In the summer of 1814, Captain George Stiles (1760-1819), veteran sea captain of Fell’s Point issued a recruitment notice for those to enroll in this amphibious corps of 200 seamen and maritime artisans. The First Marine Artillery of the Union was organized in 1808 as a naval militia corps under the auspices of the City of Baltimore. During the War of 1812 “they were as a host to Baltimore.” This indefatigable corps of seamen built the marine dual gun batteries at Fort McHenry, Fort Babcock, and the Lazaretto as well as manning the gunboats of the harbor. In September 1814 they were stationed upon the defenses of Hampstead Hill (Patterson Park).
First Marine Artillery on the Union
Meet at your gunhouse at 3 o’clock on Saturday next, in uniform complete, to exercise the heavy field ordnance.

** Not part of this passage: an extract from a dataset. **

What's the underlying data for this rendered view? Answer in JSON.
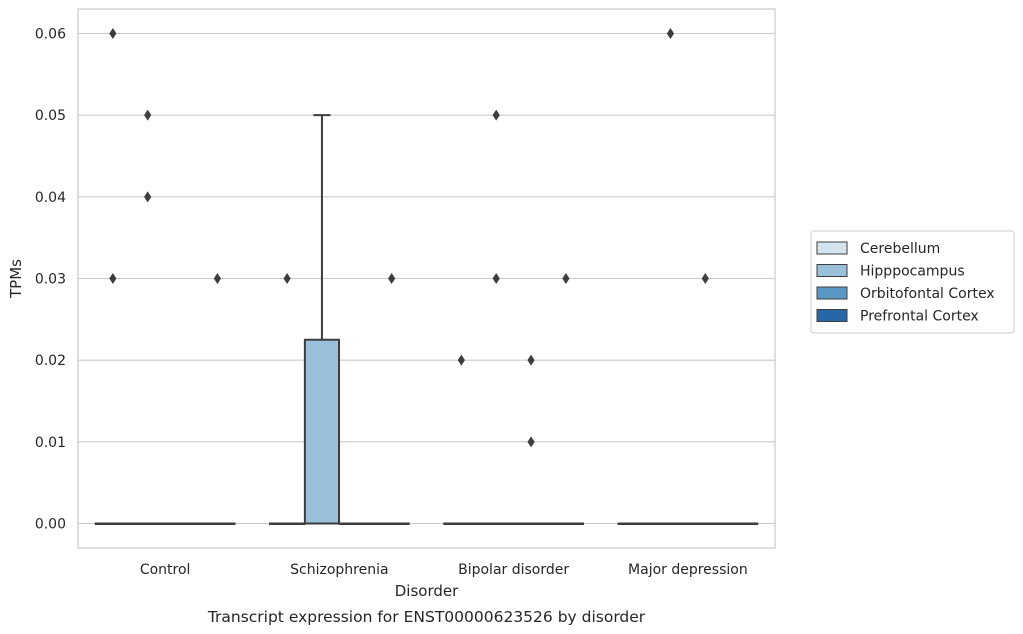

Knowing as you do, that the weight of this metal requires much strength, renders it unnecessary for any entreaties to be advanced by your captain, for your prompt attendance.
The object of this early hour is to admit agreeable to your constitution, new members; we have a right to expect every master and mate in port. The cloud gathers fast and heavy in the East, and all hands are called – few, very few, are the number of masters or mates belonging to this port that will be justified in excusing themselves from service by one of their skippers not being so firm as the other, or that he has seen five or forty; if he cannot sponge and ram as well as his messmates, he can pass a cartridge.
It is well known by all Tars the just stigma that is fixed by the ship’s crew on the man that skulks below, or under the lee of the long boat, when all hands are called; their services were not wanting until the present; but now your city calls all to arms, you are therefore invited and entreated to fall into our ranks.
Many 18 pounders are already manned and many more fit for service; come and join as we give a long pull, a strong pull and a pull altogether – and save the ship.
By order of the Captain, ROBT. G. HENDERSON, Secretary.